The holidays can be a dangerous time for people trying to control their weight. There are parties with food and drink, celebratory dinners with family and friends and plenty of cookies, candy and pastries.
You can easily consume more sugar between October and January than you do the other nine months combined, unless you exercise a little self-control.
The temptation starts with Halloween. In case you haven't noticed stores putting out their Halloween displays around Labor Day. At the grocery store in early October you may be tempted to pick up several bags of Halloween candy.
Unless you have exceptional willpower, that's a bad idea. Once a bag gets opened it's easy to start snacking, running through your candy stash well before October 31st. Halloween candy, it turns out, is a slippery slope that can propel you into the holidays on the wrong nutritional foot.
It can be even worse at work, with co-workers bringing in orange-colored candy, cake, donuts and cupcakes. Health experts Dian Griesel, Ph.D., and Tom Griesel, who've written books on nutrition and weight control, suggest bringing up your concerns at work, letting co-workers know you're trying to avoid temptation and extra weight gain. Gently suggest that they keep candy and other goodies out of your sight and reach.
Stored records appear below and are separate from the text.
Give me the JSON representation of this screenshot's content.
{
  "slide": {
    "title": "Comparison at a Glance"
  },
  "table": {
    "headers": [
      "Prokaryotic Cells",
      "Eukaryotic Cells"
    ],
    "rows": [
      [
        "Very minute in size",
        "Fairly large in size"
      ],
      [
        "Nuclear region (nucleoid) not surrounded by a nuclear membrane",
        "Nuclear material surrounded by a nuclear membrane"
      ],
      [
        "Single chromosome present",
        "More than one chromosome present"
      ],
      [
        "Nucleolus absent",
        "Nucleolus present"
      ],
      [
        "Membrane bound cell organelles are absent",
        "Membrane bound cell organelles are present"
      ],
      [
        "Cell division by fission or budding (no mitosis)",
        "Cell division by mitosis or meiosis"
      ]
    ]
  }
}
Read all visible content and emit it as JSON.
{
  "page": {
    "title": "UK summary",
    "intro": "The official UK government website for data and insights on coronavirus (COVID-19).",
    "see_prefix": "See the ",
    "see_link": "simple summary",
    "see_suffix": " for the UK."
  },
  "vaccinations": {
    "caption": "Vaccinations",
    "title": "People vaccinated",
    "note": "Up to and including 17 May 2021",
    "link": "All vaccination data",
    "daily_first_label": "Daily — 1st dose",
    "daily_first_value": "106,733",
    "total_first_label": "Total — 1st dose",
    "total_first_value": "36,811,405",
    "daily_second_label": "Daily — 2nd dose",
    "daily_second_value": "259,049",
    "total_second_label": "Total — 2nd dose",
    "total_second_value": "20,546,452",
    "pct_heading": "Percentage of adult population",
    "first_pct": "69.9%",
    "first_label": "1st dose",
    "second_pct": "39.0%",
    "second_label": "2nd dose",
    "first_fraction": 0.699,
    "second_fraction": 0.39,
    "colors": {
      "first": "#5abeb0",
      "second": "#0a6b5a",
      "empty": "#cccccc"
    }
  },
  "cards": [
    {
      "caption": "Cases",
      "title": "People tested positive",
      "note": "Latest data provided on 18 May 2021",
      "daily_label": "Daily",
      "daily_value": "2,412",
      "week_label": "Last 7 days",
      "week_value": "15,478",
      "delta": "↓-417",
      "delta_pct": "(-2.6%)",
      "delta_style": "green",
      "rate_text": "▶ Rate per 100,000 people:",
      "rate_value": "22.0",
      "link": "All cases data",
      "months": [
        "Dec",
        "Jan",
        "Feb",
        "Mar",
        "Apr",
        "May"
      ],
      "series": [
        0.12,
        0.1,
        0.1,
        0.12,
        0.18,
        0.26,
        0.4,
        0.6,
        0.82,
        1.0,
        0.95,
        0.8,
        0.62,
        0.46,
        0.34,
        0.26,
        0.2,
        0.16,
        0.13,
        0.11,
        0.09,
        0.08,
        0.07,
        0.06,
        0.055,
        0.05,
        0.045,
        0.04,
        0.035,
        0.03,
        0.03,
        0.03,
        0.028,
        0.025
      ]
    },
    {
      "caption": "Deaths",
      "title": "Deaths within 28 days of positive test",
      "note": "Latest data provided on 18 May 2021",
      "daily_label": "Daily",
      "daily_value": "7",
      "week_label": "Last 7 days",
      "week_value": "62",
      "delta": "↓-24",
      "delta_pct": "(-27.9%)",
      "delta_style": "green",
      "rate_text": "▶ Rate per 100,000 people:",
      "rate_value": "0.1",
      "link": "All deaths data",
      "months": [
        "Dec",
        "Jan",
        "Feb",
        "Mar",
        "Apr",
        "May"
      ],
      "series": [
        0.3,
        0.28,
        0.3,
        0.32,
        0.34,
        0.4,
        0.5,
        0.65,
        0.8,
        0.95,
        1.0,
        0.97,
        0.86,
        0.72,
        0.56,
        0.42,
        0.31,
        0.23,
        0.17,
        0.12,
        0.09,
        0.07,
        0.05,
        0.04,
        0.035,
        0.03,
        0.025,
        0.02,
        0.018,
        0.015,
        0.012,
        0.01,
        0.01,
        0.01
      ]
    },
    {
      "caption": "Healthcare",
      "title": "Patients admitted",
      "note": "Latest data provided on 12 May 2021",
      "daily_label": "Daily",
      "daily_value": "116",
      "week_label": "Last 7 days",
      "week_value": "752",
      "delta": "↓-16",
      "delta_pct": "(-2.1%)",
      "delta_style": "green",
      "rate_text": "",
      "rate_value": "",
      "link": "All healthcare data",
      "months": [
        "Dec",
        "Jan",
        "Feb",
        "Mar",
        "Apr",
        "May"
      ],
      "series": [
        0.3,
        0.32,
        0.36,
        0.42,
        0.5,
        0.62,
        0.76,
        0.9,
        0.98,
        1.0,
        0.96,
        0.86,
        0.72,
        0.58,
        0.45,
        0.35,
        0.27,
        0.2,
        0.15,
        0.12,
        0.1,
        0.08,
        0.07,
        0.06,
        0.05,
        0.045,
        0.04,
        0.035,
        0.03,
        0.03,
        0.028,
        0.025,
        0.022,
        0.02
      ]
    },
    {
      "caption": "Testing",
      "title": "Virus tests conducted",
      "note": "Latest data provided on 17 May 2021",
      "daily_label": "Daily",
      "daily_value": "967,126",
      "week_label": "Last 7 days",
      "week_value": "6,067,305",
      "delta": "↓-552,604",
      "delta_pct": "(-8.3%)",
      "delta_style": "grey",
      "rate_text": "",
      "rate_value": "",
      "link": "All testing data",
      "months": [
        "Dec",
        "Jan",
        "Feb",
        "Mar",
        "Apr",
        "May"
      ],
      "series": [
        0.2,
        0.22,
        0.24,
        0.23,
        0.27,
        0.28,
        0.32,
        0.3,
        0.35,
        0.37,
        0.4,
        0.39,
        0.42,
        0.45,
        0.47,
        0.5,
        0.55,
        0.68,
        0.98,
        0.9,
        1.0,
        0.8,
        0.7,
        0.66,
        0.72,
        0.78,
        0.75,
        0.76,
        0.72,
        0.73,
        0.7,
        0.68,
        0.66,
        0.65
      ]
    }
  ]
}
But that doesn't mean you can't get into the spirit of things. The Griesels suggest brewing a pot of pumpkin-flavored coffee or tea to share or bringing in fruit or low-cal desserts.
On to Thanksgiving
Once you get past Halloween there's Thanksgiving to contend with, and food seems to play a bigger and bigger role in celebrations the closer you get to New Year's Day. Nutritionists at the Cleveland Clinic offer a number of tips that can allow you to enjoy yourself without packing on the pounds. Being aware of the high-calorie content of the food you are offered is a first step.
“Even though it’s hard to resist temptations all around you, there are simple steps you can take that can keep the extra holiday pounds off,” said Julia Renee Zumpano, a registered dietitian at the Cleveland Clinic.
Among the tips – never go to a holiday party hungry. You'll find it much harder to control yourself. In fact, during the holidays make it a point to eat balanced, nutritious meals each day. You'll be less hungry and less likely to give in to temptation.
Just a bite
A particular treat may look delicious and just because it's fattening, it doesn't mean you can't try it. But just take a bite and discard the rest. Most of us would think of that as wasteful but in this case, you're simply preserving your waistline.
When you sit down at a holiday dinner, eat more vegetables, fruit and salad and less turkey, ham, beef and stuffing. And by all means, skip the gravy and sauces.
Go easy on the alcohol. A glass of wine or beer contains about 100 calories. An ounce of distilled spirits, about the same. By substituting club soda for two holiday drinks you save about 200 calories.
Finally, don't forget to exercise, burning off some of those extra calories you will inevitably consume. Many people wait until January to resolve to get into shape. Don't wait, start now when it can do you some real good and before the damage is done.
According to the Mayo Clinic the typical holiday weight gain is probably less than five pounds, which doesn't sound like much. The problem is, that weight is almost never lost -- so it adds up to 50 pounds every ten years or so. Being mindful of your eating all year round – but especially during the holidays – is the best way to keep your weight at a healthy level.